When I step out of the shower, my hair is no longer greasy, and some of the queasy feeling has subsided. I find underwear, a pair of sweatpants and a T-shirt sitting neatly folded on the sink for me, and pull them on. She must have found them in my dresser and brought them in for me.

My mom is in the kitchen, pouring hot water into two mugs. “Here,” she says, tapping the counter in front of the white mug, which is for me. I come and sit in front of it, pulling it under my chin and breathing in the smell of the tea.

It reminds me of being a kid. My mom might not have always been the most affectionate, but she would always make me a cup of tea when I was sad. Once, when I thought I failed a math test, she kept making me tea until the grade came through and it turned out I did fine.

“Jasper didn’t tell me that he was sick,” she says, matter-of-factly, the way my mom says everything. When I look up at her, she’s staring down into her own mug like it might have a script there for her to read from. “I figured it out. He’s my little brother. I know what he’s like.”

“So… when did you come to the cabin?” I ask, blinking at her, and this is when she looks at me, sighing so heavily that her shoulders drop a full inch.

“Jasper wasn’t going to come back to San Francisco. He didn’t want you to realize he was sick. He didn’t want to be treated differently; he thought that would be like dying early. But I knew you’d want all the time you could get with him. He said the only way he would agree to come home is if you didn’t know. That meant I couldn’t tell you, and I wasn’t allowed to say anything that might spell it out. He didn’t want me pressing on you to spend more time with him. He wanted a normal life.”
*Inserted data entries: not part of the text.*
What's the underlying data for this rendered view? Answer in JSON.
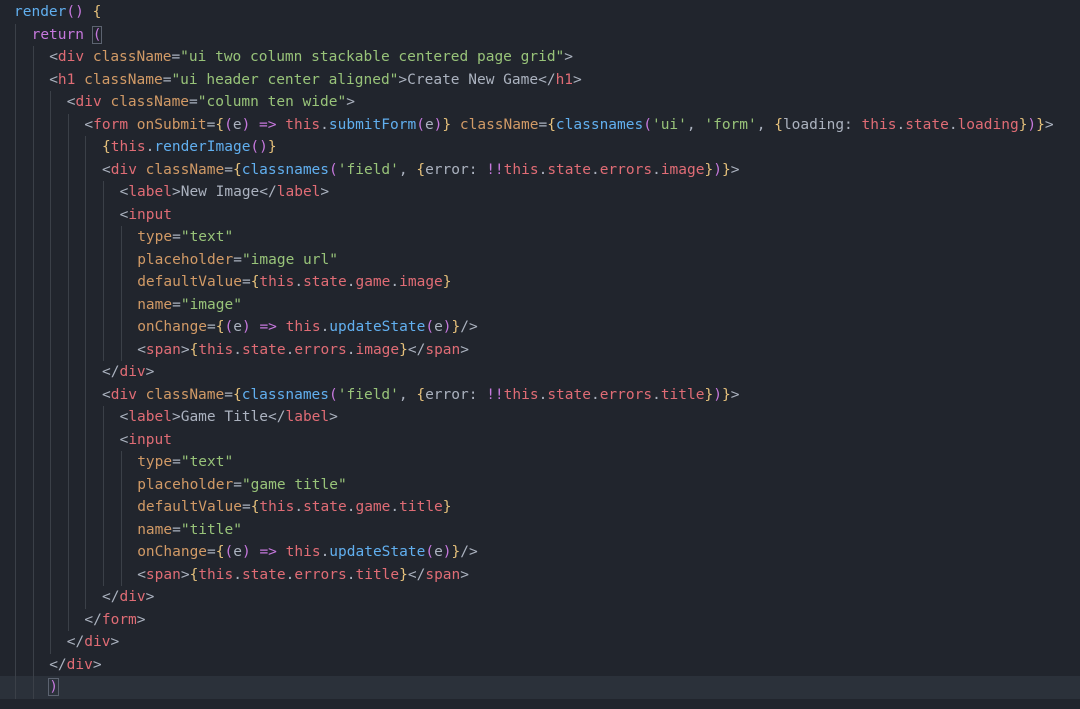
{
  "editor": {
    "current_line": 30,
    "lines": [
      {
        "indent": 0,
        "tokens": [
          [
            "fn",
            "render"
          ],
          [
            "paren",
            "()"
          ],
          [
            "pl",
            " "
          ],
          [
            "brace",
            "{"
          ]
        ]
      },
      {
        "indent": 1,
        "tokens": [
          [
            "kw",
            "return"
          ],
          [
            "pl",
            " "
          ],
          [
            "paren-hl",
            "("
          ]
        ]
      },
      {
        "indent": 2,
        "tokens": [
          [
            "pl",
            "<"
          ],
          [
            "tag",
            "div"
          ],
          [
            "pl",
            " "
          ],
          [
            "attr",
            "className"
          ],
          [
            "pl",
            "="
          ],
          [
            "str",
            "\"ui two column stackable centered page grid\""
          ],
          [
            "pl",
            ">"
          ]
        ]
      },
      {
        "indent": 2,
        "tokens": [
          [
            "pl",
            "<"
          ],
          [
            "tag",
            "h1"
          ],
          [
            "pl",
            " "
          ],
          [
            "attr",
            "className"
          ],
          [
            "pl",
            "="
          ],
          [
            "str",
            "\"ui header center aligned\""
          ],
          [
            "pl",
            ">Create New Game</"
          ],
          [
            "tag",
            "h1"
          ],
          [
            "pl",
            ">"
          ]
        ]
      },
      {
        "indent": 3,
        "tokens": [
          [
            "pl",
            "<"
          ],
          [
            "tag",
            "div"
          ],
          [
            "pl",
            " "
          ],
          [
            "attr",
            "className"
          ],
          [
            "pl",
            "="
          ],
          [
            "str",
            "\"column ten wide\""
          ],
          [
            "pl",
            ">"
          ]
        ]
      },
      {
        "indent": 4,
        "tokens": [
          [
            "pl",
            "<"
          ],
          [
            "tag",
            "form"
          ],
          [
            "pl",
            " "
          ],
          [
            "attr",
            "onSubmit"
          ],
          [
            "pl",
            "="
          ],
          [
            "brace",
            "{"
          ],
          [
            "paren",
            "("
          ],
          [
            "pl",
            "e"
          ],
          [
            "paren",
            ")"
          ],
          [
            "pl",
            " "
          ],
          [
            "op",
            "=>"
          ],
          [
            "pl",
            " "
          ],
          [
            "this",
            "this"
          ],
          [
            "pl",
            "."
          ],
          [
            "meth",
            "submitForm"
          ],
          [
            "paren",
            "("
          ],
          [
            "pl",
            "e"
          ],
          [
            "paren",
            ")"
          ],
          [
            "brace",
            "}"
          ],
          [
            "pl",
            " "
          ],
          [
            "attr",
            "className"
          ],
          [
            "pl",
            "="
          ],
          [
            "brace",
            "{"
          ],
          [
            "meth",
            "classnames"
          ],
          [
            "paren",
            "("
          ],
          [
            "str",
            "'ui'"
          ],
          [
            "pl",
            ", "
          ],
          [
            "str",
            "'form'"
          ],
          [
            "pl",
            ", "
          ],
          [
            "brace",
            "{"
          ],
          [
            "pl",
            "loading: "
          ],
          [
            "this",
            "this"
          ],
          [
            "pl",
            "."
          ],
          [
            "prop",
            "state"
          ],
          [
            "pl",
            "."
          ],
          [
            "prop",
            "loading"
          ],
          [
            "brace",
            "}"
          ],
          [
            "paren",
            ")"
          ],
          [
            "brace",
            "}"
          ],
          [
            "pl",
            ">"
          ]
        ]
      },
      {
        "indent": 5,
        "tokens": [
          [
            "brace",
            "{"
          ],
          [
            "this",
            "this"
          ],
          [
            "pl",
            "."
          ],
          [
            "meth",
            "renderImage"
          ],
          [
            "paren",
            "()"
          ],
          [
            "brace",
            "}"
          ]
        ]
      },
      {
        "indent": 5,
        "tokens": [
          [
            "pl",
            "<"
          ],
          [
            "tag",
            "div"
          ],
          [
            "pl",
            " "
          ],
          [
            "attr",
            "className"
          ],
          [
            "pl",
            "="
          ],
          [
            "brace",
            "{"
          ],
          [
            "meth",
            "classnames"
          ],
          [
            "paren",
            "("
          ],
          [
            "str",
            "'field'"
          ],
          [
            "pl",
            ", "
          ],
          [
            "brace",
            "{"
          ],
          [
            "pl",
            "error: "
          ],
          [
            "op",
            "!!"
          ],
          [
            "this",
            "this"
          ],
          [
            "pl",
            "."
          ],
          [
            "prop",
            "state"
          ],
          [
            "pl",
            "."
          ],
          [
            "prop",
            "errors"
          ],
          [
            "pl",
            "."
          ],
          [
            "prop",
            "image"
          ],
          [
            "brace",
            "}"
          ],
          [
            "paren",
            ")"
          ],
          [
            "brace",
            "}"
          ],
          [
            "pl",
            ">"
          ]
        ]
      },
      {
        "indent": 6,
        "tokens": [
          [
            "pl",
            "<"
          ],
          [
            "tag",
            "label"
          ],
          [
            "pl",
            ">New Image</"
          ],
          [
            "tag",
            "label"
          ],
          [
            "pl",
            ">"
          ]
        ]
      },
      {
        "indent": 6,
        "tokens": [
          [
            "pl",
            "<"
          ],
          [
            "tag",
            "input"
          ]
        ]
      },
      {
        "indent": 7,
        "tokens": [
          [
            "attr",
            "type"
          ],
          [
            "pl",
            "="
          ],
          [
            "str",
            "\"text\""
          ]
        ]
      },
      {
        "indent": 7,
        "tokens": [
          [
            "attr",
            "placeholder"
          ],
          [
            "pl",
            "="
          ],
          [
            "str",
            "\"image url\""
          ]
        ]
      },
      {
        "indent": 7,
        "tokens": [
          [
            "attr",
            "defaultValue"
          ],
          [
            "pl",
            "="
          ],
          [
            "brace",
            "{"
          ],
          [
            "this",
            "this"
          ],
          [
            "pl",
            "."
          ],
          [
            "prop",
            "state"
          ],
          [
            "pl",
            "."
          ],
          [
            "prop",
            "game"
          ],
          [
            "pl",
            "."
          ],
          [
            "prop",
            "image"
          ],
          [
            "brace",
            "}"
          ]
        ]
      },
      {
        "indent": 7,
        "tokens": [
          [
            "attr",
            "name"
          ],
          [
            "pl",
            "="
          ],
          [
            "str",
            "\"image\""
          ]
        ]
      },
      {
        "indent": 7,
        "tokens": [
          [
            "attr",
            "onChange"
          ],
          [
            "pl",
            "="
          ],
          [
            "brace",
            "{"
          ],
          [
            "paren",
            "("
          ],
          [
            "pl",
            "e"
          ],
          [
            "paren",
            ")"
          ],
          [
            "pl",
            " "
          ],
          [
            "op",
            "=>"
          ],
          [
            "pl",
            " "
          ],
          [
            "this",
            "this"
          ],
          [
            "pl",
            "."
          ],
          [
            "meth",
            "updateState"
          ],
          [
            "paren",
            "("
          ],
          [
            "pl",
            "e"
          ],
          [
            "paren",
            ")"
          ],
          [
            "brace",
            "}"
          ],
          [
            "pl",
            "/>"
          ]
        ]
      },
      {
        "indent": 7,
        "tokens": [
          [
            "pl",
            "<"
          ],
          [
            "tag",
            "span"
          ],
          [
            "pl",
            ">"
          ],
          [
            "brace",
            "{"
          ],
          [
            "this",
            "this"
          ],
          [
            "pl",
            "."
          ],
          [
            "prop",
            "state"
          ],
          [
            "pl",
            "."
          ],
          [
            "prop",
            "errors"
          ],
          [
            "pl",
            "."
          ],
          [
            "prop",
            "image"
          ],
          [
            "brace",
            "}"
          ],
          [
            "pl",
            "</"
          ],
          [
            "tag",
            "span"
          ],
          [
            "pl",
            ">"
          ]
        ]
      },
      {
        "indent": 5,
        "tokens": [
          [
            "pl",
            "</"
          ],
          [
            "tag",
            "div"
          ],
          [
            "pl",
            ">"
          ]
        ]
      },
      {
        "indent": 5,
        "tokens": [
          [
            "pl",
            "<"
          ],
          [
            "tag",
            "div"
          ],
          [
            "pl",
            " "
          ],
          [
            "attr",
            "className"
          ],
          [
            "pl",
            "="
          ],
          [
            "brace",
            "{"
          ],
          [
            "meth",
            "classnames"
          ],
          [
            "paren",
            "("
          ],
          [
            "str",
            "'field'"
          ],
          [
            "pl",
            ", "
          ],
          [
            "brace",
            "{"
          ],
          [
            "pl",
            "error: "
          ],
          [
            "op",
            "!!"
          ],
          [
            "this",
            "this"
          ],
          [
            "pl",
            "."
          ],
          [
            "prop",
            "state"
          ],
          [
            "pl",
            "."
          ],
          [
            "prop",
            "errors"
          ],
          [
            "pl",
            "."
          ],
          [
            "prop",
            "title"
          ],
          [
            "brace",
            "}"
          ],
          [
            "paren",
            ")"
          ],
          [
            "brace",
            "}"
          ],
          [
            "pl",
            ">"
          ]
        ]
      },
      {
        "indent": 6,
        "tokens": [
          [
            "pl",
            "<"
          ],
          [
            "tag",
            "label"
          ],
          [
            "pl",
            ">Game Title</"
          ],
          [
            "tag",
            "label"
          ],
          [
            "pl",
            ">"
          ]
        ]
      },
      {
        "indent": 6,
        "tokens": [
          [
            "pl",
            "<"
          ],
          [
            "tag",
            "input"
          ]
        ]
      },
      {
        "indent": 7,
        "tokens": [
          [
            "attr",
            "type"
          ],
          [
            "pl",
            "="
          ],
          [
            "str",
            "\"text\""
          ]
        ]
      },
      {
        "indent": 7,
        "tokens": [
          [
            "attr",
            "placeholder"
          ],
          [
            "pl",
            "="
          ],
          [
            "str",
            "\"game title\""
          ]
        ]
      },
      {
        "indent": 7,
        "tokens": [
          [
            "attr",
            "defaultValue"
          ],
          [
            "pl",
            "="
          ],
          [
            "brace",
            "{"
          ],
          [
            "this",
            "this"
          ],
          [
            "pl",
            "."
          ],
          [
            "prop",
            "state"
          ],
          [
            "pl",
            "."
          ],
          [
            "prop",
            "game"
          ],
          [
            "pl",
            "."
          ],
          [
            "prop",
            "title"
          ],
          [
            "brace",
            "}"
          ]
        ]
      },
      {
        "indent": 7,
        "tokens": [
          [
            "attr",
            "name"
          ],
          [
            "pl",
            "="
          ],
          [
            "str",
            "\"title\""
          ]
        ]
      },
      {
        "indent": 7,
        "tokens": [
          [
            "attr",
            "onChange"
          ],
          [
            "pl",
            "="
          ],
          [
            "brace",
            "{"
          ],
          [
            "paren",
            "("
          ],
          [
            "pl",
            "e"
          ],
          [
            "paren",
            ")"
          ],
          [
            "pl",
            " "
          ],
          [
            "op",
            "=>"
          ],
          [
            "pl",
            " "
          ],
          [
            "this",
            "this"
          ],
          [
            "pl",
            "."
          ],
          [
            "meth",
            "updateState"
          ],
          [
            "paren",
            "("
          ],
          [
            "pl",
            "e"
          ],
          [
            "paren",
            ")"
          ],
          [
            "brace",
            "}"
          ],
          [
            "pl",
            "/>"
          ]
        ]
      },
      {
        "indent": 7,
        "tokens": [
          [
            "pl",
            "<"
          ],
          [
            "tag",
            "span"
          ],
          [
            "pl",
            ">"
          ],
          [
            "brace",
            "{"
          ],
          [
            "this",
            "this"
          ],
          [
            "pl",
            "."
          ],
          [
            "prop",
            "state"
          ],
          [
            "pl",
            "."
          ],
          [
            "prop",
            "errors"
          ],
          [
            "pl",
            "."
          ],
          [
            "prop",
            "title"
          ],
          [
            "brace",
            "}"
          ],
          [
            "pl",
            "</"
          ],
          [
            "tag",
            "span"
          ],
          [
            "pl",
            ">"
          ]
        ]
      },
      {
        "indent": 5,
        "tokens": [
          [
            "pl",
            "</"
          ],
          [
            "tag",
            "div"
          ],
          [
            "pl",
            ">"
          ]
        ]
      },
      {
        "indent": 4,
        "tokens": [
          [
            "pl",
            "</"
          ],
          [
            "tag",
            "form"
          ],
          [
            "pl",
            ">"
          ]
        ]
      },
      {
        "indent": 3,
        "tokens": [
          [
            "pl",
            "</"
          ],
          [
            "tag",
            "div"
          ],
          [
            "pl",
            ">"
          ]
        ]
      },
      {
        "indent": 2,
        "tokens": [
          [
            "pl",
            "</"
          ],
          [
            "tag",
            "div"
          ],
          [
            "pl",
            ">"
          ]
        ]
      },
      {
        "indent": 2,
        "tokens": [
          [
            "paren-hl",
            ")"
          ]
        ]
      }
    ]
  },
  "colors": {
    "background": "#21252d",
    "current_line": "#2b313a",
    "indent_guide": "#3b4048"
  }
}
I’m crying again, wiping at my cheeks and shaking my head. For some reason, the knowledge that my mother knew actually makes me feel better. Jasper wasn’t all alone with what was happening to him. His big sister knew. She figured it out.

“Jasper was like a sick animal,” Mom says, her voice choking slightly as she bobs her tea bag in the mug. “He wanted to hide away. Didn’t want anyone to see him die.”

“Jesus,” I mutter before taking my first sip of the tea. Honey and mint. Soothing and invigorating at the same time. It never even occurred to me that there would be tea in the cabinet because my mother had been here.

A lot of things never occurred to me.

“I’m sorry,” I say next, and even though I’m not exactly sure what I’m apologizing for, Mom seems to get it, leaning over and placing a hand on my arm.